In the face of all that, how can any sane person imagine that there are any digital safe spaces anywhere? I take it as a given that all available VPN networks have probably been compromised by agencies for multiple governments.

I remember a time when such thinking was the recourse of the rampant paranoiac. Today, I consider it nothing more than standard operating procedure.

If you have real secrets to keep, then every phone and computer, every bit of equipment with a microphone or a camera, every last games console and smart TV: these things are The Enemy.

Only a fool thinks otherwise.

Adrian Cochrane (profile) says:

All the NSA really need do is be venture capitalists

Sure they could sabotage projects (which may be a great plan B), but all they really need to do is join the Silicon Valley venture capitalists in funding companies who convince the rest of us to hand our data straight into the NSA’s laps for the company to benefit from “advertising” fees.

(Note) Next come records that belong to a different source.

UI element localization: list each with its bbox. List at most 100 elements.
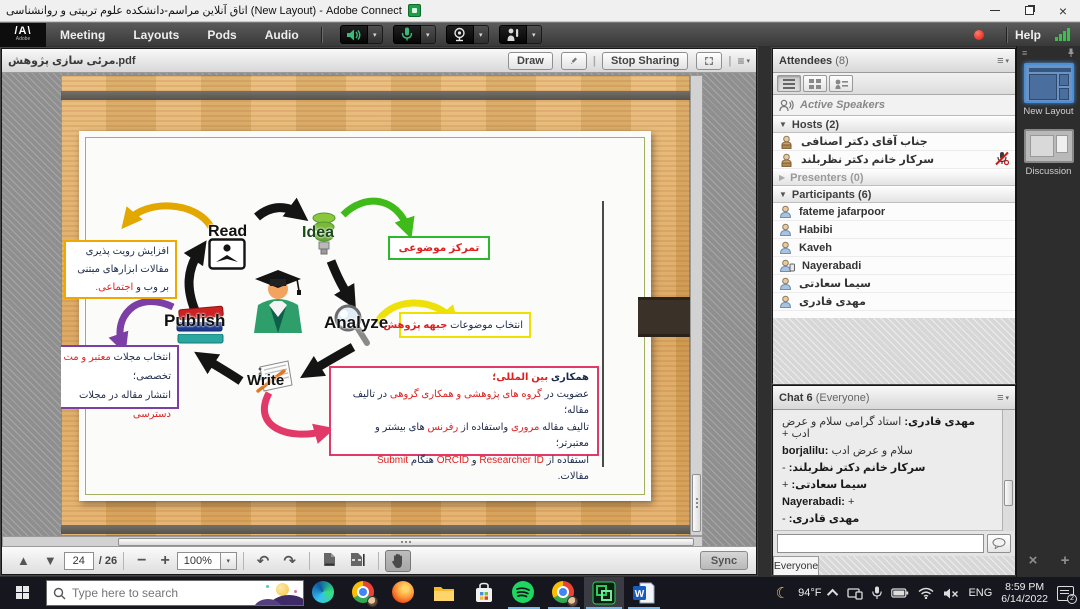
zoom-out-button[interactable]: −	[130, 552, 153, 570]
layouts-menu-icon[interactable]: ≡	[1022, 48, 1027, 58]
cycle-label-idea: Idea	[302, 224, 334, 242]
manage-layouts-button[interactable]: ×	[1029, 552, 1038, 569]
pan-hand-tool-button[interactable]	[385, 550, 411, 572]
start-button[interactable]	[0, 577, 46, 609]
redo-button[interactable]: ↷	[276, 552, 303, 570]
previous-page-button[interactable]: ▲	[10, 553, 37, 568]
shared-slide-document[interactable]: Read Idea Analyze Write Publish افزایش ر…	[61, 75, 690, 536]
pin-icon[interactable]	[1067, 48, 1075, 57]
minimize-button[interactable]	[978, 0, 1012, 21]
taskbar-app-spotify[interactable]	[504, 577, 544, 609]
horizontal-scrollbar[interactable]	[2, 536, 703, 546]
stop-sharing-button[interactable]: Stop Sharing	[602, 52, 688, 70]
speaker-button[interactable]	[340, 25, 368, 44]
chat-input[interactable]	[777, 534, 984, 553]
microphone-dropdown[interactable]: ▾	[421, 25, 436, 44]
microphone-control: ▾	[393, 25, 436, 44]
host-row[interactable]: سرکار خانم دکتر نظربلند	[773, 151, 1015, 169]
vertical-scrollbar[interactable]	[690, 75, 703, 536]
chat-tab-everyone[interactable]: Everyone	[773, 556, 819, 575]
volume-muted-icon[interactable]	[943, 587, 959, 600]
maximize-button[interactable]	[1012, 0, 1046, 21]
zoom-in-button[interactable]: +	[153, 552, 176, 570]
vertical-scrollbar-thumb[interactable]	[692, 474, 701, 532]
attendee-grid-view-button[interactable]	[803, 75, 827, 92]
add-layout-button[interactable]: +	[1061, 552, 1070, 569]
taskbar-app-adobe-connect[interactable]	[584, 577, 624, 609]
menu-meeting[interactable]: Meeting	[46, 23, 119, 47]
chat-scrollbar[interactable]	[1002, 410, 1014, 531]
raise-hand-dropdown[interactable]: ▾	[527, 25, 542, 44]
menu-audio[interactable]: Audio	[251, 23, 313, 47]
fit-width-button[interactable]	[343, 552, 372, 570]
draw-button[interactable]: Draw	[508, 52, 553, 70]
attendee-card-view-button[interactable]	[829, 75, 853, 92]
horizontal-scrollbar-thumb[interactable]	[118, 538, 694, 546]
participant-row[interactable]: Nayerabadi	[773, 257, 1015, 275]
menu-pods[interactable]: Pods	[193, 23, 250, 47]
pencil-tool-button[interactable]	[561, 52, 587, 70]
webcam-dropdown[interactable]: ▾	[474, 25, 489, 44]
layout-new-layout-thumbnail[interactable]	[1024, 63, 1074, 103]
chat-message: سیما سعادتی: +	[782, 479, 996, 491]
svg-text:W: W	[635, 589, 645, 600]
taskbar-app-firefox[interactable]	[384, 577, 424, 609]
participant-row[interactable]: Kaveh	[773, 239, 1015, 257]
weather-temperature[interactable]: 94°F	[798, 587, 821, 599]
tray-overflow-chevron-icon[interactable]	[827, 589, 838, 600]
notification-center-icon[interactable]: 2	[1057, 586, 1074, 601]
close-button[interactable]: ×	[1046, 0, 1080, 21]
presenters-section-header[interactable]: ▶ Presenters (0)	[773, 169, 1015, 186]
chat-pod-menu[interactable]: ≡▾	[997, 392, 1009, 404]
zoom-dropdown[interactable]: ▾	[221, 552, 237, 570]
chat-scrollbar-thumb[interactable]	[1004, 480, 1013, 506]
zoom-level-value[interactable]: 100%	[177, 552, 221, 570]
layouts-rail: ≡ New Layout Discussion × +	[1016, 46, 1080, 577]
speaker-dropdown[interactable]: ▾	[368, 25, 383, 44]
search-input[interactable]	[72, 586, 222, 600]
taskbar-app-chrome[interactable]	[344, 577, 384, 609]
fit-page-button[interactable]	[316, 552, 343, 570]
send-message-button[interactable]	[987, 534, 1011, 553]
taskbar-app-word[interactable]: W	[624, 577, 664, 609]
participant-row[interactable]: سیما سعادتی	[773, 275, 1015, 293]
hosts-section-header[interactable]: ▼ Hosts (2)	[773, 116, 1015, 133]
participant-row[interactable]: fateme jafarpoor	[773, 203, 1015, 221]
attendees-pod-menu[interactable]: ≡▾	[997, 55, 1009, 67]
taskbar-app-explorer[interactable]	[424, 577, 464, 609]
participants-section-header[interactable]: ▼ Participants (6)	[773, 186, 1015, 203]
taskbar-app-store[interactable]	[464, 577, 504, 609]
chrome-icon	[552, 581, 576, 605]
help-menu[interactable]: Help	[1015, 28, 1041, 42]
language-indicator[interactable]: ENG	[968, 587, 992, 599]
taskbar-app-chrome-2[interactable]	[544, 577, 584, 609]
participant-row[interactable]: مهدی قادری	[773, 293, 1015, 311]
battery-icon[interactable]	[891, 587, 909, 599]
connect-display-icon[interactable]	[847, 587, 863, 600]
tray-microphone-icon[interactable]	[872, 586, 882, 600]
attendee-list-view-button[interactable]	[777, 75, 801, 92]
connection-status-icon[interactable]	[1055, 28, 1070, 41]
share-stage: Read Idea Analyze Write Publish افزایش ر…	[2, 73, 756, 546]
participant-row[interactable]: Habibi	[773, 221, 1015, 239]
weather-moon-icon[interactable]: ☾	[776, 584, 789, 602]
raise-hand-button[interactable]	[499, 25, 527, 44]
taskbar-search[interactable]	[46, 580, 304, 606]
cycle-label-write: Write	[247, 372, 284, 389]
taskbar-clock[interactable]: 8:59 PM 6/14/2022	[1001, 581, 1048, 605]
page-number-input[interactable]	[64, 552, 94, 570]
sync-button[interactable]: Sync	[700, 551, 748, 570]
active-speakers-row: Active Speakers	[773, 95, 1015, 116]
wifi-icon[interactable]	[918, 587, 934, 599]
webcam-button[interactable]	[446, 25, 474, 44]
search-icon	[53, 587, 66, 600]
fullscreen-button[interactable]	[696, 52, 722, 70]
layout-discussion-thumbnail[interactable]	[1024, 129, 1074, 163]
taskbar-app-edge[interactable]	[304, 577, 344, 609]
next-page-button[interactable]: ▼	[37, 553, 64, 568]
microphone-button[interactable]	[393, 25, 421, 44]
undo-button[interactable]: ↶	[250, 552, 277, 570]
share-pod-menu-icon[interactable]: ≡	[737, 54, 744, 68]
menu-layouts[interactable]: Layouts	[119, 23, 193, 47]
host-row[interactable]: جناب آقای دکتر اصنافی	[773, 133, 1015, 151]
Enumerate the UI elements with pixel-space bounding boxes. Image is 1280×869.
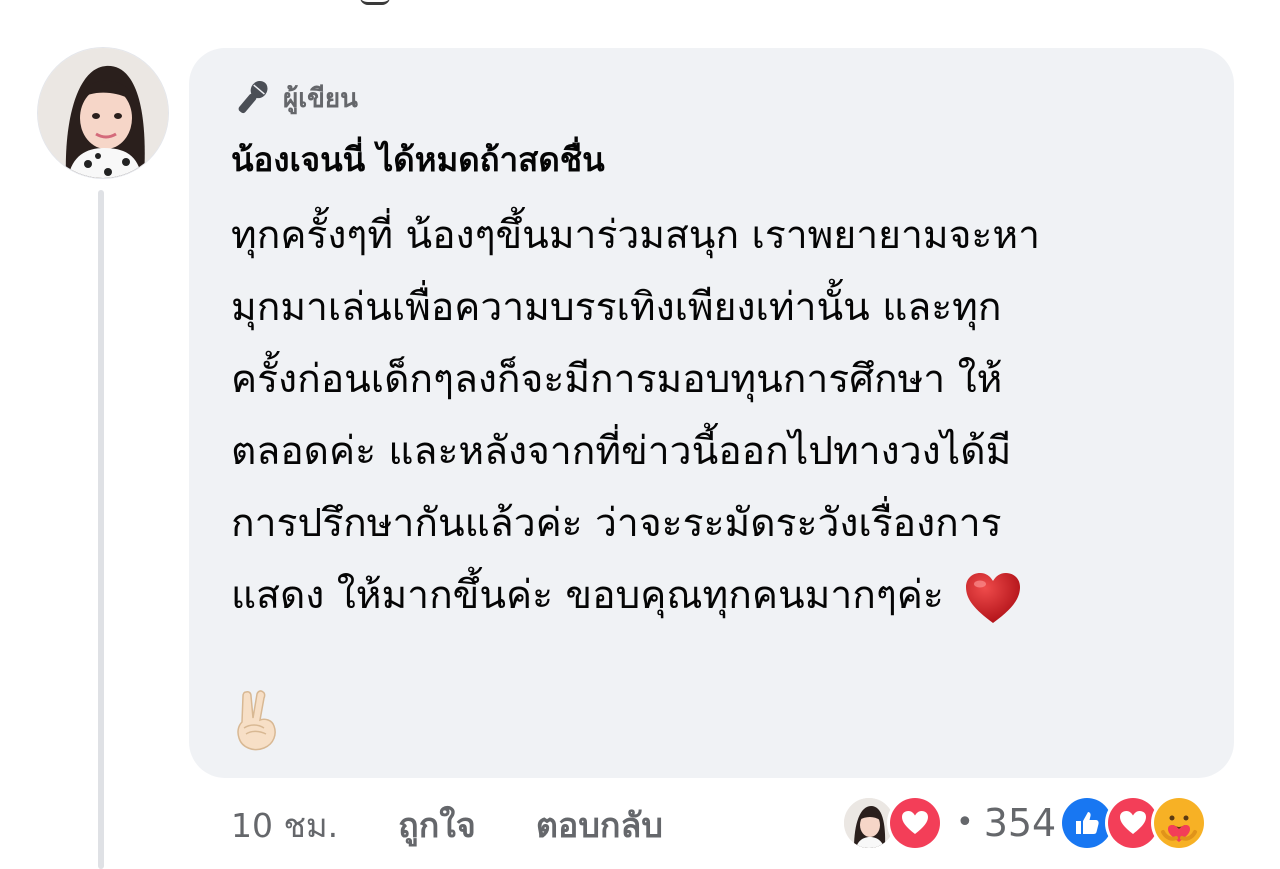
reaction-count[interactable]: 354 bbox=[984, 801, 1057, 845]
microphone-icon bbox=[238, 80, 268, 114]
previous-text-fragment bbox=[360, 0, 390, 5]
comment-timestamp[interactable]: 10 ชม. bbox=[231, 799, 338, 852]
author-name[interactable]: น้องเจนนี่ ได้หมดถ้าสดชื่น bbox=[231, 136, 605, 184]
comment-text-line: แสดง ให้มากขึ้นค่ะ ขอบคุณทุกคนมากๆค่ะ bbox=[231, 573, 944, 618]
comment-actions: 10 ชม. ถูกใจ ตอบกลับ bbox=[231, 790, 723, 860]
heart-emoji-icon bbox=[966, 572, 1021, 623]
author-badge: ผู้เขียน bbox=[231, 76, 358, 120]
like-button[interactable]: ถูกใจ bbox=[398, 798, 476, 852]
love-reaction-icon bbox=[890, 797, 940, 848]
victory-hand-emoji-icon bbox=[237, 690, 276, 751]
like-reaction-icon bbox=[1062, 797, 1113, 848]
comment-screen: ผู้เขียน น้องเจนนี่ ได้หมดถ้าสดชื่น ทุกค… bbox=[0, 0, 1280, 869]
comment-text-line-last: แสดง ให้มากขึ้นค่ะ ขอบคุณทุกคนมากๆค่ะ bbox=[231, 560, 1221, 632]
reactions-bar[interactable]: • 354 bbox=[844, 795, 1205, 850]
comment-text-line: ครั้งก่อนเด็กๆลงก็จะมีการมอบทุนการศึกษา … bbox=[231, 357, 1003, 402]
reply-button[interactable]: ตอบกลับ bbox=[536, 798, 663, 852]
care-reaction-icon bbox=[1154, 797, 1205, 848]
reactor-avatar[interactable] bbox=[844, 797, 894, 848]
comment-text-line: ตลอดค่ะ และหลังจากที่ข่าวนี้ออกไปทางวงได… bbox=[231, 429, 1012, 474]
comment-text-line: การปรึกษากันแล้วค่ะ ว่าจะระมัดระวังเรื่อ… bbox=[231, 501, 1002, 546]
reaction-separator: • bbox=[956, 805, 974, 840]
comment-text: ทุกครั้งๆที่ น้องๆขึ้นมาร่วมสนุก เราพยาย… bbox=[231, 200, 1221, 632]
love-reaction-icon bbox=[1108, 797, 1159, 848]
author-avatar[interactable] bbox=[38, 48, 168, 178]
comment-text-line: ทุกครั้งๆที่ น้องๆขึ้นมาร่วมสนุก เราพยาย… bbox=[231, 213, 1040, 258]
author-badge-label: ผู้เขียน bbox=[283, 83, 358, 114]
author-photo bbox=[38, 48, 168, 178]
reactor-photo bbox=[844, 797, 894, 848]
comment-text-line: มุกมาเล่นเพื่อความบรรเทิงเพียงเท่านั้น แ… bbox=[231, 285, 1002, 330]
thread-connector-line bbox=[98, 190, 104, 869]
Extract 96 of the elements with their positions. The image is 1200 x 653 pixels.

This is basically what any of these Silicon Valley companies do (including Apple with iCloud), and because of the profit they get from their “advertising” encourages them to lol us with ineffective “security” to “protect our privacy” that hardly addresses the point.

And it’s not as if the FOSS community have been all that effective in fighting the faulty client-server architecture that’s been so favorable to the NSA. So maybe they do have spies there.